My head snapped to the arm that carefully placed itself around me, a beer in hand, just by my shoulder. I jerked at the touch, taking a step away, only to bump into a body that hadn’t previously been there. My hazy mind couldn’t put two and two together. The blasting music—it could be classified as that again—had sucked the last bit of coherency from my brain.

What I did notice, though, was that Jason took a step back because of whoever that arm belonged to. And that was all it took for drunk, simpleminded me to relax into the stranger. I even managed to whip up a smile, fueled with a confidence that usually went out the window when Jason was around. Meanwhile, he wasn’t even looking at me.

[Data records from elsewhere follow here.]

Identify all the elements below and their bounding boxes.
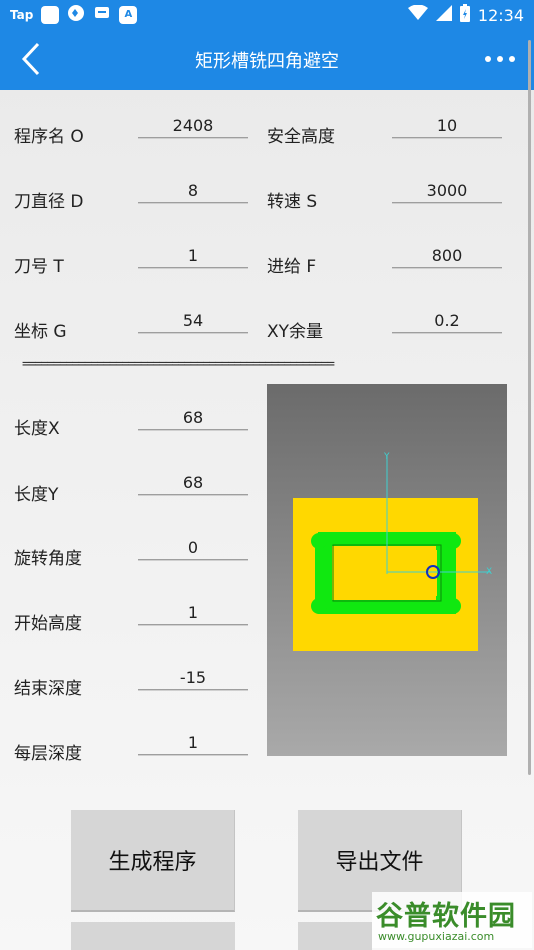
status-bar: Tap A 12:34 <box>0 0 534 28</box>
coordinate-input[interactable] <box>138 308 248 333</box>
xy-allowance-input[interactable] <box>392 308 502 333</box>
end-depth-label: 结束深度 <box>14 679 82 699</box>
square-app-icon <box>41 6 60 24</box>
axis-x-label: X <box>486 567 492 577</box>
safe-height-input[interactable] <box>392 113 502 138</box>
next-row-button-left[interactable] <box>71 922 235 950</box>
layer-depth-label: 每层深度 <box>14 744 82 764</box>
length-x-input[interactable] <box>138 405 248 430</box>
axis-y-label: Y <box>383 452 390 462</box>
tap-icon: Tap <box>10 8 34 22</box>
spindle-speed-input[interactable] <box>392 178 502 203</box>
wifi-icon <box>407 4 428 25</box>
coordinate-label: 坐标 G <box>14 322 67 342</box>
scrollbar[interactable] <box>528 40 531 775</box>
layer-depth-input[interactable] <box>138 730 248 755</box>
dot-icon <box>509 56 515 62</box>
tool-diameter-label: 刀直径 D <box>14 192 84 212</box>
watermark-title: 谷普软件园 <box>376 901 516 932</box>
app-bar: 矩形槽铣四角避空 <box>0 28 534 90</box>
battery-icon <box>459 4 470 26</box>
watermark-url: www.gupuxiazai.com <box>378 930 495 943</box>
tool-number-label: 刀号 T <box>14 257 64 277</box>
section-divider: ========================================… <box>22 357 335 372</box>
shield-icon <box>67 4 85 26</box>
tool-diameter-input[interactable] <box>138 178 248 203</box>
start-height-input[interactable] <box>138 600 248 625</box>
start-height-label: 开始高度 <box>14 614 82 634</box>
length-x-label: 长度X <box>14 419 60 439</box>
safe-height-label: 安全高度 <box>267 127 335 147</box>
watermark: 谷普软件园 www.gupuxiazai.com <box>372 892 532 948</box>
program-name-input[interactable] <box>138 113 248 138</box>
rotation-angle-input[interactable] <box>138 535 248 560</box>
clock-time: 12:34 <box>477 5 524 25</box>
generate-program-button[interactable]: 生成程序 <box>71 810 235 912</box>
spindle-speed-label: 转速 S <box>267 192 318 212</box>
length-y-label: 长度Y <box>14 485 59 505</box>
message-icon <box>93 4 111 26</box>
length-y-input[interactable] <box>138 470 248 495</box>
more-options-button[interactable] <box>482 46 518 72</box>
dot-icon <box>485 56 491 62</box>
a-icon: A <box>119 6 138 24</box>
next-row-button-right[interactable] <box>298 922 372 950</box>
tool-number-input[interactable] <box>138 243 248 268</box>
toolpath-preview: Y X <box>267 384 507 756</box>
feed-rate-label: 进给 F <box>267 257 317 277</box>
end-depth-input[interactable] <box>138 665 248 690</box>
toolpath-drawing: Y X <box>293 452 492 651</box>
dot-icon <box>497 56 503 62</box>
feed-rate-input[interactable] <box>392 243 502 268</box>
page-title: 矩形槽铣四角避空 <box>195 51 339 72</box>
program-name-label: 程序名 O <box>14 127 84 147</box>
rotation-angle-label: 旋转角度 <box>14 549 82 569</box>
xy-allowance-label: XY余量 <box>267 322 324 342</box>
signal-icon <box>435 5 452 25</box>
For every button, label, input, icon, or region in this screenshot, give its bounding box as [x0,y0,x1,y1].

“McCarthy,” he said by way of greeting.

The name alone was enough to startle me. Jason stillfocused on him, and my own eyes skirted up the black T-shirt, noticed the silver necklace disappearing underneath its collar, and registered an annoyingly familiar jawline, before taking him in as a whole.

McCarthy had an arm around me, but he hadn’t acknowledged my presence much more than that. His attention was entirely on Jason.

In any other situation, I would’ve shoved McCarthy off me before I could even be sure it was him. But now, with the way Jason responded to him, he was useful enough for me to stick by his side.

“What a sight to behold,” Jason said, snapping out of it. His eyes flicked back and forth between us in record time. I swallowed deeply. The room started spinning. “Never thought Brother Dearest would approve.” His eyes slid back to me. “Where is Henry, by the way?”

Henry wouldn’t approve. He’d kill both of us if he saw McCarthy’s arm around me. I had to keep myself from looking around frantically just at the mention of my brother.

McCarthy did what Jason hated most: He ignored him. Instead of answering, he turned to me, raised his brows, an edge of—surely faked—concern in his features. “Care to join me outside?” he asked coolly, nodding to the backyard.

And I wasn’t even lying when I said, “Yes, please.”

Chapter 4

“I’d thank you...” The crisp autumn breeze swallowed my words. I was slurring, probably. Swaying and hiccuping as we made our way to the garden bench. “But being here with you is probably just as bad.” To be honest, nothing was worse than spending another minute in the suffocating presence of Jason Montgomery, but McCarthy didn’t need to know I was lying. So I doubled down. “Worse, maybe.”

“You could just say thank you, you know.” I felt the bench shift underneath his weight when he sat beside me, and without looking at him, I knew a self-satisfied smirk played on his lips. The same one that he couldn’t seem to suppress whenever he realized just how lost I was during our tutoring.

“I didn’t need your help,” I clarified, only because the sheer thought of that cocky smile irritated me.